Fakt DDD jeszcze w ringu z wozem wągla nie był, ale będzie miał na tyle pary żeby ten wóz wykoleić. Pozatym Joyce też nie mierzył sie jeszcze z takim młodym turem. Ustinov czy Steverne to nie Dubois, stokącemu na linach Jenningsowi też większej krzywdy nie mógł zrobić a wynik mógł iść w druga strone gdyby walka była poza UK.
Jeśli kondycja go nie zawiedzie to młody to ogarnie.
Ten pojedynek jest dla mnie mega ciekawy. Minimalnym faworytem Joyce. Dubois to jeszcze bardzo młody zawodnik, który zbyt mocno polega na swoim najważniejszym atucie tj. sile ciosu.
Dodatkowo Jennigns to facet który swojego czasu słynął z naprawdę szczelnej i trudnej do złamania defensywy o ile znacząco się na niej skupiał.
Nie chce przesądzać co się stanie.
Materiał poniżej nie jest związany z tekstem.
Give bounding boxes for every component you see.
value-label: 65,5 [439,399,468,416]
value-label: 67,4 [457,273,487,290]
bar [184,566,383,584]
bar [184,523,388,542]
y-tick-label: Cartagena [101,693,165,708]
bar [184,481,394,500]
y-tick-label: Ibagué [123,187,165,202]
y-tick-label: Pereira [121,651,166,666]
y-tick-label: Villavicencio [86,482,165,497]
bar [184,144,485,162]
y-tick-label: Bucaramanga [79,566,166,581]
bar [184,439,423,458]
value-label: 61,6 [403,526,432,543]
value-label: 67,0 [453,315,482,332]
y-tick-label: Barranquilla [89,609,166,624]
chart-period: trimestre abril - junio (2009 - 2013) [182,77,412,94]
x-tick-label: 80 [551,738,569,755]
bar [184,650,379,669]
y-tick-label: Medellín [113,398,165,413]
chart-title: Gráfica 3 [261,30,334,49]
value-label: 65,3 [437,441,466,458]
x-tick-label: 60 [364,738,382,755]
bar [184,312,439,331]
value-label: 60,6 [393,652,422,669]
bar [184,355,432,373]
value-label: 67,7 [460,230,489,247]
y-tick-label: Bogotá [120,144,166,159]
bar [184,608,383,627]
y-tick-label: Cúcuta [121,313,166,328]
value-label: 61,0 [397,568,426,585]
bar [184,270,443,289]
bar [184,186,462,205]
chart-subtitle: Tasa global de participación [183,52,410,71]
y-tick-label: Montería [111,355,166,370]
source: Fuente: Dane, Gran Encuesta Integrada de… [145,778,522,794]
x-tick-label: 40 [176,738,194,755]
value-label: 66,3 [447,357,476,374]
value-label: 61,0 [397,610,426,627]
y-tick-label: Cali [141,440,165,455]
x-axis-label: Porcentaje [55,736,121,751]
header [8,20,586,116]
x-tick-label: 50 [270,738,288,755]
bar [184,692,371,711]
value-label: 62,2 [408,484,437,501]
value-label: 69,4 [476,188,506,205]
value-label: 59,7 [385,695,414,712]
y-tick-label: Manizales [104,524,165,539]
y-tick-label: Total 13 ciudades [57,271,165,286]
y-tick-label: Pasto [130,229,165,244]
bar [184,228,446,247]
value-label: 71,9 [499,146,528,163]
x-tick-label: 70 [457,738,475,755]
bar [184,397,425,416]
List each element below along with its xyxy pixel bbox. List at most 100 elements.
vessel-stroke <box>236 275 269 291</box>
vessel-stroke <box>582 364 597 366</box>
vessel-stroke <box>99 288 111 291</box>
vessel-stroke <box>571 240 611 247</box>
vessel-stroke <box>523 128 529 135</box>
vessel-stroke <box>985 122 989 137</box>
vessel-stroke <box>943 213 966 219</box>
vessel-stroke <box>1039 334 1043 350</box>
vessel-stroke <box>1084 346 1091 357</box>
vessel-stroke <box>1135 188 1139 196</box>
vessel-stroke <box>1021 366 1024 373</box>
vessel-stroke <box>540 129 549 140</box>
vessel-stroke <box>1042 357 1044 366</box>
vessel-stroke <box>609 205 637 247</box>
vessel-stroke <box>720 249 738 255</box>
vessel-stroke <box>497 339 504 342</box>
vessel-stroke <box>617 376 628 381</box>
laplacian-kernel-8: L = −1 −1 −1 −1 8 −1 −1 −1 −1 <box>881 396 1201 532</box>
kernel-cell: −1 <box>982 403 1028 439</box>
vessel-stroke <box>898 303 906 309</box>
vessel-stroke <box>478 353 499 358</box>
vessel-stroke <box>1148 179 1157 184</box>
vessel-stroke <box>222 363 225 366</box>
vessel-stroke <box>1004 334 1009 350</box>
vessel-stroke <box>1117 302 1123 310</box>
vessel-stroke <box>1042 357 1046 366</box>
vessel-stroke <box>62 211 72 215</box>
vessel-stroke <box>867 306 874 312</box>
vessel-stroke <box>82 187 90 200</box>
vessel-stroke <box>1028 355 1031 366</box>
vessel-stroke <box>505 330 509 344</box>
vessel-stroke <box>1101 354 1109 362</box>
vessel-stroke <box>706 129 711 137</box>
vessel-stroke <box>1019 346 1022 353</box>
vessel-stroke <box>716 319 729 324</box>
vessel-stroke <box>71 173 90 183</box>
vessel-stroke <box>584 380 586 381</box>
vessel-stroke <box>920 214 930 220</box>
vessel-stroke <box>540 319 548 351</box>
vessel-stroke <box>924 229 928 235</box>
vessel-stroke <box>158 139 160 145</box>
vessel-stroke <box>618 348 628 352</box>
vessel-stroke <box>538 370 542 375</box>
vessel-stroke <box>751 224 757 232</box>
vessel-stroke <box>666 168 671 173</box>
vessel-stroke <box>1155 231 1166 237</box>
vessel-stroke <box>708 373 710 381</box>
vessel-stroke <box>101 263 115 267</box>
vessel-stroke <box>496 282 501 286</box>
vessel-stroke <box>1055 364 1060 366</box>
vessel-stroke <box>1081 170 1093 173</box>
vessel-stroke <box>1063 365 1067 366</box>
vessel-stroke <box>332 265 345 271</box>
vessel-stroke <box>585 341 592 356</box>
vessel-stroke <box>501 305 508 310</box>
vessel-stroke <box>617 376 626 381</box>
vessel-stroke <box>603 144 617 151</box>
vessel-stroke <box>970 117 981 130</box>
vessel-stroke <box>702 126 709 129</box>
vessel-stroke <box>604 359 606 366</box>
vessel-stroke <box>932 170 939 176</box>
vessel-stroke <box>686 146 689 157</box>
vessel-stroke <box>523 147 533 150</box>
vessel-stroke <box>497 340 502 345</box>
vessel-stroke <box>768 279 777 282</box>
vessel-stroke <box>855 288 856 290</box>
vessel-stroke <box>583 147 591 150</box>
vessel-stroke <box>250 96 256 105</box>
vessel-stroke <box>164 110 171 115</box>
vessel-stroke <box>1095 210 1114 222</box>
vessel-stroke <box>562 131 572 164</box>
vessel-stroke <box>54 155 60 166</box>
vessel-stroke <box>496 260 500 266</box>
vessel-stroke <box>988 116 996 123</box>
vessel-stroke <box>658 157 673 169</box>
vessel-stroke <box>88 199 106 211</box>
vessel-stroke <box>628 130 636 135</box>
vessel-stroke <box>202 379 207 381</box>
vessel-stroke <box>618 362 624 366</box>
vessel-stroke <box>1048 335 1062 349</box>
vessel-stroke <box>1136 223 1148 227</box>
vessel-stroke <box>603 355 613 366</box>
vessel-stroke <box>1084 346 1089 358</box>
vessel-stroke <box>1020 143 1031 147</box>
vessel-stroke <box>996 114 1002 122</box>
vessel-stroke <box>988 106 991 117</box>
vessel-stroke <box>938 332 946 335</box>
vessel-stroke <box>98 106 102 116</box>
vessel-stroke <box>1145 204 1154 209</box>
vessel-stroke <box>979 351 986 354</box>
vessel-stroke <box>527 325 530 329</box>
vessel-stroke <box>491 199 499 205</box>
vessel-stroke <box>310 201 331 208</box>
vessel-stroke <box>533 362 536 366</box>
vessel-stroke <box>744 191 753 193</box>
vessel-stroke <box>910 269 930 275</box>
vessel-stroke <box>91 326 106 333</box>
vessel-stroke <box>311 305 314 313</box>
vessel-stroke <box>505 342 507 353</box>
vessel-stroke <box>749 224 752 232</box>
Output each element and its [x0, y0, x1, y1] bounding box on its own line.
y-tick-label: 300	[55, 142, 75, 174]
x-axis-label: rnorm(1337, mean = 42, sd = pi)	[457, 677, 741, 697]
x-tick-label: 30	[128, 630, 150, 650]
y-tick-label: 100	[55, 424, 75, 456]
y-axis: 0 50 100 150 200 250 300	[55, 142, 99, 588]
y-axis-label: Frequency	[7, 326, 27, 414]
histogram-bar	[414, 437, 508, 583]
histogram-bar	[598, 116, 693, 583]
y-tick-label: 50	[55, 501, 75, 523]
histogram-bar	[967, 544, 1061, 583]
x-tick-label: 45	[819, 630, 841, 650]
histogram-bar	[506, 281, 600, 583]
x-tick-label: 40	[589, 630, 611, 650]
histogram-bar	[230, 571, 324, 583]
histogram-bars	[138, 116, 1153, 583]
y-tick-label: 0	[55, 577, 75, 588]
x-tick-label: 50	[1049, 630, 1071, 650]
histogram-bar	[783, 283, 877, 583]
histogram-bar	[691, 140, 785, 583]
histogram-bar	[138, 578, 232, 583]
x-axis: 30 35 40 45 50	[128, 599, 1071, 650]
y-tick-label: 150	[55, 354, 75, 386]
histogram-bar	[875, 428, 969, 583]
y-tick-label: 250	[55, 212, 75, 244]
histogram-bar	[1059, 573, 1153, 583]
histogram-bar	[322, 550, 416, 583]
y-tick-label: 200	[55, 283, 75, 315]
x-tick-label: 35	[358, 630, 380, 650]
Joyce jest nieco niedoceniany a Dubois chyba nieco przeceniany natomiast może być różnie. Może być tak że Joyce przetrwa trudne momenty i dojdzie do głosu jak Daniel się nieco wystrzela i sam coś wyłapie a może być tak że moc DDD będzie za duża.
Martwiące dość długie dochodzenie do siebie po strzale na tułów od Jenningsa. Przytkało tam Joyca ładnie. Poza tym Joe nie może sobie znaleźć miejsca na zawodostwie. Ciągle coś zmienia przy niby pasujących warunkach. Może być więc jakiś poważniejszy problem w nim.
Samo to że Haye zamienił go na Chisorę praktycznie którego przecież zaczął wspierać po zakończeniu współpracy z Joycem też daje do myślenia.
Joyce ma swoje lata ale ma odporność i kondycję.Walka cios za cios dla Joyca.
Dubois jest ciut szybszy ale to nie powinno zrobić różnicy. Sila Joyca też jest niebywała.
Jest wyższy, ma doświadczenie potrzebne do tego, by ograć Dubois.
Ciekaw jestem jak się przygotują bo to już poziom, ktory pokazuje potencjał obu.
Dubois chyba jednak lepiej się rozwija więc dla mnie to jest test dla obu .
Stawiam na dystans- pierwsze 6. DDD druga polowa Joyce.
Dubois wygra, pewnie nie przed czasem.